Background: The first surge of the COVID-19 pandemic entirely altered healthcare delivery. Whether this also altered the receipt of high- and low-value care is unknown.
Objective: To test the association between the April through June 2020 surge of COVID-19 and various high- and low-value care measures to determine how the delivery of care changed.
Design: Difference in differences analysis, examining the difference in quality measures between the April through June 2020 surge quarter and the January through March 2020 quarter with the same 2 quarters' difference the year prior.
Participants: Adults in the MarketScan® Commercial Database and Medicare Supplemental Database.
Main measures: Fifteen low-value and 16 high-value quality measures aggregated into 8 clinical quality composites (4 of these low-value).
Key results: We analyzed 9,352,569 adults. Mean age was 44 years (SD, 15.03), 52% were female, and 75% were employed. Receipt of nearly every type of low-value care decreased during the surge. For example, low-value cancer screening decreased 0.86% (95% CI, -1.03 to -0.69). Use of opioid medications for back and neck pain (DiD +0.94 [95% CI, +0.82 to +1.07]) and use of opioid medications for headache (DiD +0.38 [95% CI, 0.07 to 0.69]) were the only two measures to increase. Nearly all high-value care measures also decreased. For example, high-value diabetes care decreased 9.75% (95% CI, -10.79 to -8.71).

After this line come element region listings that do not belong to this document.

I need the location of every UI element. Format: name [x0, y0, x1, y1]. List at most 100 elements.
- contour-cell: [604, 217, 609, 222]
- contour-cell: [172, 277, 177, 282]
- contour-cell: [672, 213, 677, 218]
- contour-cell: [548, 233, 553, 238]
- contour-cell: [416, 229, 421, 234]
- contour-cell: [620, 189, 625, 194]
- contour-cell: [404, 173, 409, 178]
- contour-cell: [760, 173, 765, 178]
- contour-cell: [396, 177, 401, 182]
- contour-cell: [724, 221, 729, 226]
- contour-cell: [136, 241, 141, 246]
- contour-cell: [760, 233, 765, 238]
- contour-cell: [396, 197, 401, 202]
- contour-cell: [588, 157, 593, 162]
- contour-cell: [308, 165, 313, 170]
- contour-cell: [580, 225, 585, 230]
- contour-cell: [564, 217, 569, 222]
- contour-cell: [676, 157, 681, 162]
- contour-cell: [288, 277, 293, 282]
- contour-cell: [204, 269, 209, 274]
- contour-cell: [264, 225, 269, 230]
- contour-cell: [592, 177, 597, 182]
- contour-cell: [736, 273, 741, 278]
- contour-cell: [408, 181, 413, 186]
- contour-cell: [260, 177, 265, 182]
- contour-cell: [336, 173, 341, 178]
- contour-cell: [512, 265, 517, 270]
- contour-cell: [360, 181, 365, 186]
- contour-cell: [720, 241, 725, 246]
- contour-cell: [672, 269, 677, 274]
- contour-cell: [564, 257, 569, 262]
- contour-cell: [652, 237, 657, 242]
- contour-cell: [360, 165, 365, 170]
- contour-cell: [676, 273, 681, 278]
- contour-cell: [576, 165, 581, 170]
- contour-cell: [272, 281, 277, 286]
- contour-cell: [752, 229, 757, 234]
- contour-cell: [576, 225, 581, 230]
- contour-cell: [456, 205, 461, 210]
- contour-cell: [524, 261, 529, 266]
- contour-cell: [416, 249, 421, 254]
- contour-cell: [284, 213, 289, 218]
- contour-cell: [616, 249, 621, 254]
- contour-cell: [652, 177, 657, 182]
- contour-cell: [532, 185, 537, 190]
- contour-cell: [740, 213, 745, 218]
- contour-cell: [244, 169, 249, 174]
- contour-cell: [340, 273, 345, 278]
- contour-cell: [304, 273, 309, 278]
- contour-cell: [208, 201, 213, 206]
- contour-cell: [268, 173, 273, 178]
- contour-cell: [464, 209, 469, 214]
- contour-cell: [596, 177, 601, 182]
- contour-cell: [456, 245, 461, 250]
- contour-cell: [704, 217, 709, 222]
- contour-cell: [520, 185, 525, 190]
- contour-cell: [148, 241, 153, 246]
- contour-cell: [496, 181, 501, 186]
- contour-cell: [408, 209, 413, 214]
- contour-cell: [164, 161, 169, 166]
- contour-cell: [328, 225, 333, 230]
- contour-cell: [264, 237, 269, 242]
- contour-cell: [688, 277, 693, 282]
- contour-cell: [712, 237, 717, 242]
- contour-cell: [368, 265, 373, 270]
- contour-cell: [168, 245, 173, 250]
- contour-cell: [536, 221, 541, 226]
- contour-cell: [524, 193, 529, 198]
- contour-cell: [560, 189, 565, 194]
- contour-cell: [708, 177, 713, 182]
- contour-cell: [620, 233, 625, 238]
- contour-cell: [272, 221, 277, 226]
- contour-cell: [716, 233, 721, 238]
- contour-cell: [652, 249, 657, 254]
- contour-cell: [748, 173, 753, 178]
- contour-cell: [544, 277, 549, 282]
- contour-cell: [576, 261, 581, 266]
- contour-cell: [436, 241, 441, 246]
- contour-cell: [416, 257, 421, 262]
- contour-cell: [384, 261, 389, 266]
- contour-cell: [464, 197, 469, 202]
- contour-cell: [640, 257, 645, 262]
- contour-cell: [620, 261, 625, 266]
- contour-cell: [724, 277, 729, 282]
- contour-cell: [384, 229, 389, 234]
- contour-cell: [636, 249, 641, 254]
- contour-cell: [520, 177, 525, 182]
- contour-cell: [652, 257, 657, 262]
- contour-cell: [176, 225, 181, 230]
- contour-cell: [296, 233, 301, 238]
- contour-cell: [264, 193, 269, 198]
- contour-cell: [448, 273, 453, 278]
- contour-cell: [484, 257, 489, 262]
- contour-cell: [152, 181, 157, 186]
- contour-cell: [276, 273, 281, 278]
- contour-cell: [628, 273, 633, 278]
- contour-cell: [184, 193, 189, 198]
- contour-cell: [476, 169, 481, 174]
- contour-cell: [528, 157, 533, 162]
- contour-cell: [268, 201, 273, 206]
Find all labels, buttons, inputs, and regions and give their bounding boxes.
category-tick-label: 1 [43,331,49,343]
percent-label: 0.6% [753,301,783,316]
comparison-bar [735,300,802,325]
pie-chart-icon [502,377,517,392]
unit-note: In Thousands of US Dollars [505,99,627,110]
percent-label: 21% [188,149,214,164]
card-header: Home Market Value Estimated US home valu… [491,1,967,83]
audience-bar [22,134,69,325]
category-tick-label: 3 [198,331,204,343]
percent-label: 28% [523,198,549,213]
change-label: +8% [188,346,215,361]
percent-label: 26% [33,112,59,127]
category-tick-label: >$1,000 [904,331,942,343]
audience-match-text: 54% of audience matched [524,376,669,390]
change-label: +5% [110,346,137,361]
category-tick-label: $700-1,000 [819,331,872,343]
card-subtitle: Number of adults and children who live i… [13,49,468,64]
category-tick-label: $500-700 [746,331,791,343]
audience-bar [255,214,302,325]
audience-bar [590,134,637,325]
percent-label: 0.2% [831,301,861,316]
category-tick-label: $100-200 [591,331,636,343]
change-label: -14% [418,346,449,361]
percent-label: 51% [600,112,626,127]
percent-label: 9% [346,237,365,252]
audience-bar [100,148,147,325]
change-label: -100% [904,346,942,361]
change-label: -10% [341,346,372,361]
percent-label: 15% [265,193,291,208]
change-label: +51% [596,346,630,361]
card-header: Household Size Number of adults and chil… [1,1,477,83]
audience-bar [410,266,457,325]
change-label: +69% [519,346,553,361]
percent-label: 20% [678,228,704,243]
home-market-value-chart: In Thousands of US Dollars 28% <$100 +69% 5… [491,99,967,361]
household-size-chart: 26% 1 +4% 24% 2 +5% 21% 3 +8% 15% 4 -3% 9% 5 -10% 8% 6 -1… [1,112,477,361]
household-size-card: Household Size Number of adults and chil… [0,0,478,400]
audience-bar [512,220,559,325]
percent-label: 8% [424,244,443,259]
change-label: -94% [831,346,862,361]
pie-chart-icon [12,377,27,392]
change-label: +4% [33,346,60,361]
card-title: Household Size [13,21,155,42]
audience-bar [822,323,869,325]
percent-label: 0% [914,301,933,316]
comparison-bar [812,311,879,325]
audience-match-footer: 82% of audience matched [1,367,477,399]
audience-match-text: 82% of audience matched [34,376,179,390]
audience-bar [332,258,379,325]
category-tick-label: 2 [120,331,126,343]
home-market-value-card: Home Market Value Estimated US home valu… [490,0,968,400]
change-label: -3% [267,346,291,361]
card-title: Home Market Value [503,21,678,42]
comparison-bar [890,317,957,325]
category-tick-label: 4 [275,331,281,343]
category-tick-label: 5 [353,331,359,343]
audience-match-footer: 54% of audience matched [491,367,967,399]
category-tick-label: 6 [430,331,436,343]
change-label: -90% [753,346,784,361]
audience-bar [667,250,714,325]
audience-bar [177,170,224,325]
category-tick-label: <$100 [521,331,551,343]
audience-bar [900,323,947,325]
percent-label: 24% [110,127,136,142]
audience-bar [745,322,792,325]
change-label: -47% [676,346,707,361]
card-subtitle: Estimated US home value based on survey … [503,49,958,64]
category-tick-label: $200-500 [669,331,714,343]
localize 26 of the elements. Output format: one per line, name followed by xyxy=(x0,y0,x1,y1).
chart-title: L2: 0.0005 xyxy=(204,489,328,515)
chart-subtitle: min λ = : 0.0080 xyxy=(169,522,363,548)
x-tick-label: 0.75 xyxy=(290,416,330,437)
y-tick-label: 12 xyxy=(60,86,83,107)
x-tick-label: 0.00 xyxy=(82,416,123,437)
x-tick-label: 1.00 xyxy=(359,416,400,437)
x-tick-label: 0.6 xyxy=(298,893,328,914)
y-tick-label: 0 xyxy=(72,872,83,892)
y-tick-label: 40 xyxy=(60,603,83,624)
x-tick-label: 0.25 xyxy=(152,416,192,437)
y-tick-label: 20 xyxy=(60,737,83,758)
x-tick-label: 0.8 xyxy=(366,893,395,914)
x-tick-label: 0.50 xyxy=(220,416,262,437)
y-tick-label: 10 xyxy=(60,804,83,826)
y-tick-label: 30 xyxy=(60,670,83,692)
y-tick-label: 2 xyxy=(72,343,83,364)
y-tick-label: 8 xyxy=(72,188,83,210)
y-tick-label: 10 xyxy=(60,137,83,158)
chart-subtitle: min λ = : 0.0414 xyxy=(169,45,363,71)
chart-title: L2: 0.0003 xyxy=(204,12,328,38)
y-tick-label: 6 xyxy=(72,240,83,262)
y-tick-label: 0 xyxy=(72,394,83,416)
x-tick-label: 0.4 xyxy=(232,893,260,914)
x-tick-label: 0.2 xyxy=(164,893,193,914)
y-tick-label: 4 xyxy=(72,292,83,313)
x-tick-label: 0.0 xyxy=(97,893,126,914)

Conclusions: The first COVID-19 surge was associated with receipt of less low-value care and substantially less high-value care for most measures, with the notable exception of increases in low-value opioid use.
Keywords: COVID-19; high-value care; low-value care; medical overuse; quality of healthcare.
© 2022. The Author(s), under exclusive licence to Society of General Internal Medicine.